我的经验来看,转换为word是不会出现乱码问题的

1. 把文件变成响应流

//把zip文件流变成响应流
OutputStream os = null;
try {
    response.setHeader("Content-disposition", "attachment;filename=" + zipName);
    os = response.getOutputStream();
    FileUtils.copyFile(new File(zipName), os);
} catch (IOException e) {
    e.getStackTrace();
} finally {
    if (os != null) {
        try {
            os.flush();
            os.close();
        } catch (IOException e) {
            e.printStackTrace();
        }
    }
    try {
        FileSystemUtils.deleteRecursively(Paths.get(zipName));
    } catch (IOException e) {
        e.printStackTrace();
    }
}

2. ZIP压缩流


        //打包所有的doc
        Calendar calendar = Calendar.getInstance();
        int year = calendar.get(Calendar.YEAR);
        int month = calendar.get(Calendar.MONTH)+1;
        int day = calendar.get(Calendar.DATE);
        int hour = calendar.get(Calendar.HOUR);
        int minute = calendar.get(Calendar.MINUTE);
        String zipName = year + "_" + month + "_" + day + " " + hour + "_" + minute + ".zip";
        File file = new File(uuid);

        File zipFile = new File(zipName);
        File listFiles[] = file.listFiles();
        InputStream input = null;
        ZipOutputStream zipOut = null;
        try {
            zipOut = new ZipOutputStream(new FileOutputStream(zipFile));
        } catch (FileNotFoundException e) {
            e.printStackTrace();
        }
        try {
            int temp = 0;
            for (File listFile : listFiles) {
                try {
                    input = new FileInputStream(listFile);
                    zipOut.putNextEntry(new ZipEntry(file.getName() + File.separator + listFile.getName()));
                    while ((temp = input.read()) != -1) {
                        zipOut.write(temp);
                    }
                } catch (IOException e) {
                    e.printStackTrace();
                } finally {
                    if (input != null) {
                        try {
                            input.close();
                        } catch (IOException e) {
                            e.printStackTrace();
                        }
                    }
                }
            }
        } finally {
            if (zipOut != null) {
                try {
                    zipOut.close();
                } catch (IOException e) {
                    e.printStackTrace();
                }
            }
        }

文档转换

使用https://www.e-iceblue.cn/tutorials.html

这个文档转换工具,有免费的,,转换成word不成问题

生成word

import com.spire.doc.*;
import com.spire.doc.documents.HorizontalAlignment;
import com.spire.doc.documents.Paragraph;
import com.spire.doc.documents.ParagraphStyle;

import java.awt.*;

public class CreateWordDocument {
    public static void main(String[] args){
        //创建Word文档
        Document document = new Document();

        //添加一个section
        Section section = document.addSection();

        //添加三个段落至section
        Paragraph para1 = section.addParagraph();
        para1.appendText("滕王阁序");

        Paragraph para2 = section.addParagraph();
        para2.appendText("豫章故郡,洪都新府。
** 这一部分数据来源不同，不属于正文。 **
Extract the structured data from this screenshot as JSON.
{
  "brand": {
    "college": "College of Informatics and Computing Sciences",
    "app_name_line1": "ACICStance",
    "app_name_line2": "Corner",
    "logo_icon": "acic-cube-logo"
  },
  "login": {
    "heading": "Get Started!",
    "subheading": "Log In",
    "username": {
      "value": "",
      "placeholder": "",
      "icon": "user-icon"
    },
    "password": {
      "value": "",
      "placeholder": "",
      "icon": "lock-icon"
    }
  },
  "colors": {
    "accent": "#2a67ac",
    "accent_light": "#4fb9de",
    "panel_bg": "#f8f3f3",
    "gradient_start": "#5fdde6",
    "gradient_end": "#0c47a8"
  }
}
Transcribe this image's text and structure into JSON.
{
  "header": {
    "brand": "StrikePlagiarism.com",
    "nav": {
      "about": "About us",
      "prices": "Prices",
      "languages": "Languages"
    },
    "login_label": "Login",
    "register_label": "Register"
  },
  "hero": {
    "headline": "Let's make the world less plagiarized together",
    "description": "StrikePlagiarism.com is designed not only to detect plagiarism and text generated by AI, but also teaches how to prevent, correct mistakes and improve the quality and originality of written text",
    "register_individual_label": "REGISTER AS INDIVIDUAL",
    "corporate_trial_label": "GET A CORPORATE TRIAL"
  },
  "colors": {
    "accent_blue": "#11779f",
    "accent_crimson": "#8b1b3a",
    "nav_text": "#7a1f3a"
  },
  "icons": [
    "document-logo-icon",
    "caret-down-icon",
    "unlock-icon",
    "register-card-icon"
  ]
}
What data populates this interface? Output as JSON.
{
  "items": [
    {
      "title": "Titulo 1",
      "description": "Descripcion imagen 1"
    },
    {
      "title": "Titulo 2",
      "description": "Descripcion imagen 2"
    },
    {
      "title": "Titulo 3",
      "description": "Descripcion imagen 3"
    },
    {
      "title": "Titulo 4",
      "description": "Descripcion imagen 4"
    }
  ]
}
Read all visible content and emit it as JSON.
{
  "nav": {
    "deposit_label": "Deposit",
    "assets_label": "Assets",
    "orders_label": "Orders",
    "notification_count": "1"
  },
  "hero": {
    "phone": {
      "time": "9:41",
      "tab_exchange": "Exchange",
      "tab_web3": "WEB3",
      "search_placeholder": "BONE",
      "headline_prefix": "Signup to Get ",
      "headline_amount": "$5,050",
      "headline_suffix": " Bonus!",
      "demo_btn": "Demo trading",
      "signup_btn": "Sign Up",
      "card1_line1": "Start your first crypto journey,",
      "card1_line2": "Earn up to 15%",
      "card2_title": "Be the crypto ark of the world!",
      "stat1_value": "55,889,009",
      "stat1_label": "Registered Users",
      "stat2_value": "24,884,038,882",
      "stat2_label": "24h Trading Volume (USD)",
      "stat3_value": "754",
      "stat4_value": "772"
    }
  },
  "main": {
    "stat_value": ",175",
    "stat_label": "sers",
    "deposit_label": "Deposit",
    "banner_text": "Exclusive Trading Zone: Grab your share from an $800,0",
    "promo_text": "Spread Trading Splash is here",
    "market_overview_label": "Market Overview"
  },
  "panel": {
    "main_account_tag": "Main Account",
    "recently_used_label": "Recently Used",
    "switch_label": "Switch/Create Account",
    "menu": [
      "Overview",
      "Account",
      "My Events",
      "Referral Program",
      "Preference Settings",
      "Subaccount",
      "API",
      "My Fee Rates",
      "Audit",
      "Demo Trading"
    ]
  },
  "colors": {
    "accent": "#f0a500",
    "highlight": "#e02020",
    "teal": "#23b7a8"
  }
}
星分翼轸,地接衡庐。襟三江而带五湖,控蛮荆而引瓯越。"+
                        "物华天宝,龙光射牛斗之墟;人杰地灵,徐孺下陈蕃之榻。雄州雾列,俊采星驰。台隍枕夷夏之交,宾主尽东南之美。"+
                        "都督阎公之雅望,棨戟遥临;宇文新州之懿范,襜帷暂驻。十旬休假,胜友如云;千里逢迎,高朋满座。"+
                        "腾蛟起凤,孟学士之词宗;紫电青霜,王将军之武库。家君作宰,路出名区;童子何知,躬逢胜饯。");

        Paragraph para3 = section.addParagraph();
        para3.appendText("时维九月,序属三秋。潦水尽而寒潭清,烟光凝而暮山紫。俨骖騑于上路,访风景于崇阿;临帝子之长洲,得天人之旧馆。"+
                        "层峦耸翠,上出重霄;飞阁流丹,下临无地。鹤汀凫渚,穷岛屿之萦回;桂殿兰宫,即冈峦之体势。");

        //将第一段作为标题,设置标题格式
        ParagraphStyle style1 = new ParagraphStyle(document);
        style1.setName("titleStyle");
        style1.getCharacterFormat().setBold(true);
        style1.getCharacterFormat().setTextColor(Color.BLUE);
        style1.getCharacterFormat().setFontName("宋体");
        style1.getCharacterFormat().setFontSize(12f);
        document.getStyles().add(style1);
        para1.applyStyle("titleStyle");

        //设置其余两个段落的格式
        ParagraphStyle style2 = new ParagraphStyle(document);
        style2.setName("paraStyle");
        style2.getCharacterFormat().setFontName("宋体");
        style2.getCharacterFormat().setFontSize(11f);
        document.getStyles().add(style2);
        para2.applyStyle("paraStyle");
        para3.applyStyle("paraStyle");

        //设置第一个段落的对齐方式
        para1.getFormat().setHorizontalAlignment(HorizontalAlignment.Center);

        //设置第二段和第三段的段首缩进
        para2.getFormat().setFirstLineIndent(25f);
        para3.getFormat().setFirstLineIndent(25f);

        //设置第一段和第二段的段后间距
        para1.getFormat().setAfterSpacing(15f);
        para2.getFormat().setAfterSpacing(10f);

        //保存文档
        document.saveToFile("Output.docx", FileFormat.Docx);
    }
}

Word转PDF

import com.spire.doc.*;

public class WordtoPDF {
    public static void main(String[] args) {

        //加载word示例文档
        Document document = new Document();
        document.loadFromFile("Sample.docx");


        //保存结果文件
        document.saveToFile("out/toPDF.pdf", FileFormat.PDF);

    }
}

但我可以告诉你,这个东西转换出来的东西会有乱码,中文不会,小语种会乱码..

有什么解决办法呢?

我找了三天终于找到了,

使用openoffice组件就行 ,跨平台性,是最好的

https://openoffice.apache.org/downloads.html

转换教程

启动OpenOffice的服务

进openoffice安装目录,通过cmd启动一个soffice服务,启动的命令是soffice -headless -accept="socket,host=127.0.0.1,port=8100;urp;"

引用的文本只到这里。